Mapping Anthropogenic Carbon Mobilization through Chemical Process and Manufacturing Industries

The long-term impact of global warming and the resulting climate crisis, brought about by human-induced emission of greenhouse gases, is an imminent environmental concern. The Paris Agreement aims to limit global temperature rise to below 2° C over pre-industrial levels, to curb this impact. Meeting this limit necessitates reaching carbon neutrality by 2050, which imply no net transport of carbon dioxide to the atmosphere. The chemical process industry along with associated manufacturing industries such as iron and steel, cement and aluminum contributes significantly towards global carbon dioxide emissions. Mapping the precise routes of Carbon mobilization is the first step towards establishment of a sustainable, circular and Carbon neutral chemical industry. There exist no C flow models for aforementioned energy intensive industries. Current published literature also does not account for C mobilized to meet the energetic needs of global chemical processes. They also do not account for the emissions offset by material exchange between different production processes. In this work, we develop a steady state model of Carbon flow through chemical process and associated industries. Our model traces the flow of carbon from fossil feedstock, to energy carriers and chemical intermediates, and finally valuable products, by-products and emissions.

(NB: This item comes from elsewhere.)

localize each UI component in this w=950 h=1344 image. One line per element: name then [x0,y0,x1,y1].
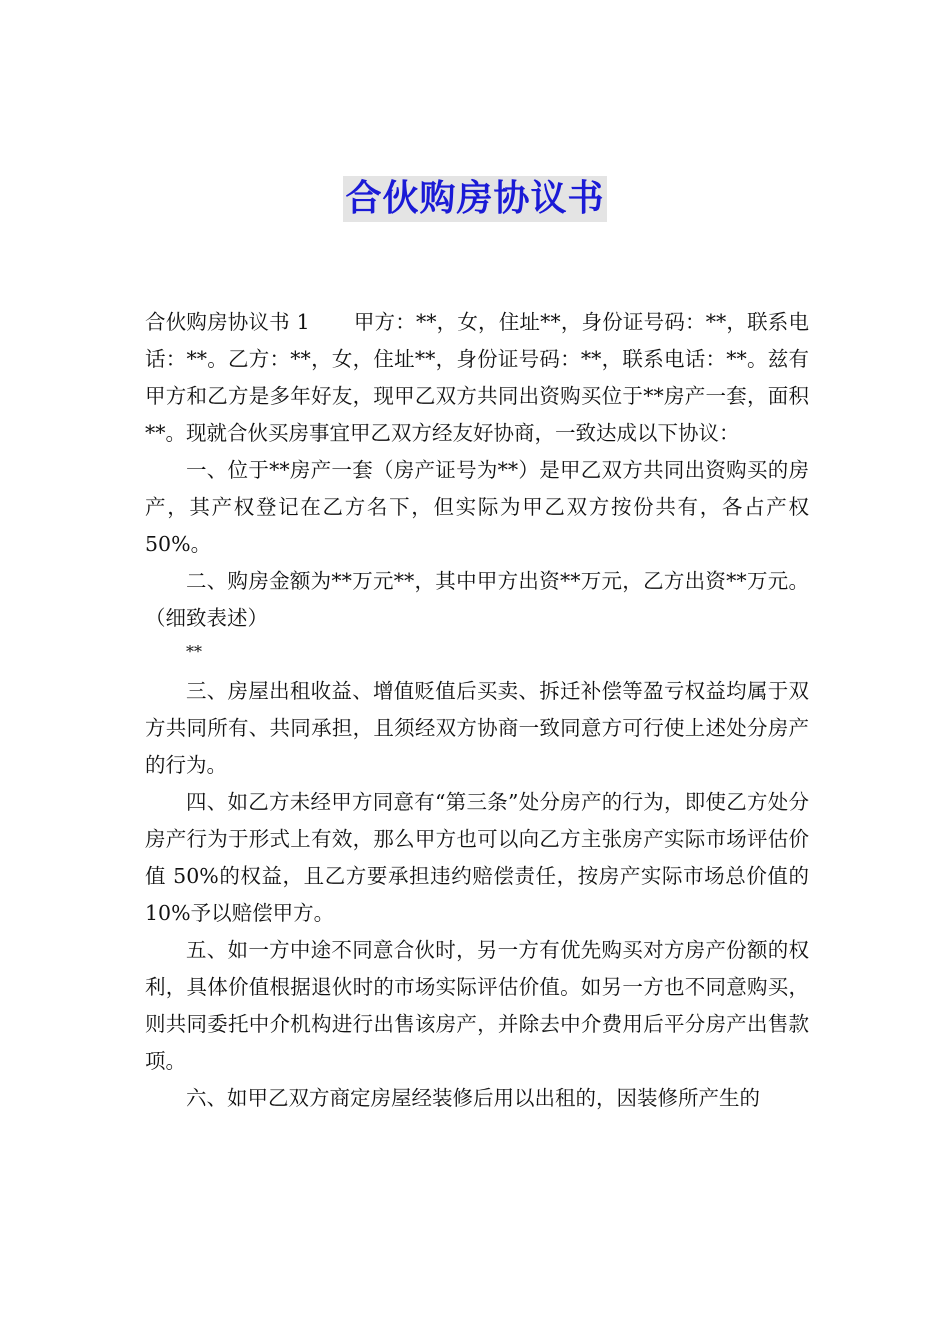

This model makes use of process data, life-cycle inventories models developed by existing studies on the chemical and petrochemical industries, government databases, greenhouse gas emissions data and economy models. Fundamental laws like mass and energy balance are used in conjunction with stoichiometric calculations to estimate missing data and reconcile incorrect data. We represent this model as a Sankey Diagram to better facilitate visualization of the process network and identify scope of process improvement. We elaborate how this model helps the placement of process alternatives such as use of renewables, electrification, green hydrogen and carbon capture and storage in the value chain. These alternatives can be highly energy intensive, requiring a large amount of “net zero” electricity to function. The dependence of renewably sourced electricity on land area availability necessitates its efficient use. Thus, the integration of fossil alternatives in the model paves the path for their targeted and optimal usage towards decarbonization.